The book is written in the classic historical style, with military battles as the main drama and generals as the chief characters. This might be a knock against it in a college history department, but I was snowed. I am convinced that George Washington and Nathanael Greene are men of great courage and integrity, and yet still human. Plus, some of my ignorance about the basic events of the war – the siege of Boston, crossing of the Delaware – was remedied. (Germans fought on both sides!)
My one reflection comes from having just read City of God. 1776 narrates an undeniably pivotal moment for the city of earth. 1776, the year, is when the mantle of world’s-most-powerful-empire began to pass from Great Britain to the then-emerging thirteen united colonies in America. My question is, what was going on in the city of God?
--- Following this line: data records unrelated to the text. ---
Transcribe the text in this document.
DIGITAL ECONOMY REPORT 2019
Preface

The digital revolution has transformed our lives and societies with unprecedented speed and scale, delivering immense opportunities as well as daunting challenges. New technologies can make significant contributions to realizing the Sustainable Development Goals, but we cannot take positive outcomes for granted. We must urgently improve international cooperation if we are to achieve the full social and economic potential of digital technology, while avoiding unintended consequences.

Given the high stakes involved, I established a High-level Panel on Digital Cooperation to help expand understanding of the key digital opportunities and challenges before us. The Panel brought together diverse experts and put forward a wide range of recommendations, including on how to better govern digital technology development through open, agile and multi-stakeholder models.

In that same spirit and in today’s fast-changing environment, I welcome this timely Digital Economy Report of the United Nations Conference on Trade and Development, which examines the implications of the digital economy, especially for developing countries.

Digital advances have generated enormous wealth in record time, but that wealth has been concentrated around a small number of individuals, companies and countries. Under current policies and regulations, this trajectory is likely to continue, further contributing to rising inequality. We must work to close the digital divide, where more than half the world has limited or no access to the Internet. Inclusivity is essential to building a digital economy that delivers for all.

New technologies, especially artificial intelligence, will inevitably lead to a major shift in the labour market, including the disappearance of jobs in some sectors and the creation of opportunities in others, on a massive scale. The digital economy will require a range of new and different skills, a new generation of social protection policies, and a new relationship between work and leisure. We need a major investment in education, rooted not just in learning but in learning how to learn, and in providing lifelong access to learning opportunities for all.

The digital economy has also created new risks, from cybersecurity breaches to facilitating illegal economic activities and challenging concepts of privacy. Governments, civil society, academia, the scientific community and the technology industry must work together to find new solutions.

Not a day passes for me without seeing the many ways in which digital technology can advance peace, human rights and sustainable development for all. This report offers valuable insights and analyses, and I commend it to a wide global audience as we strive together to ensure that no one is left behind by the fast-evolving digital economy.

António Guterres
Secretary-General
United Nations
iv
The primary answer 1776 gives is that white Christians were killing each other on the continent where they had recently killed off most of the Indians on the east coast. Exceptionally in 1776 , there was the pastor in New York who condemned the torture of a soldier, but most all other references to God and Christians are in the sense of imploring the creator of the principle of liberty to give victory to the colonists (or in the case of the British, that the God who created order would give victory to the king’s army).
So, I guess I’m now making a personal statement: I’m interested in church history. I also hope there's also a universal statement here, something like God is the ultimate arbiter of history.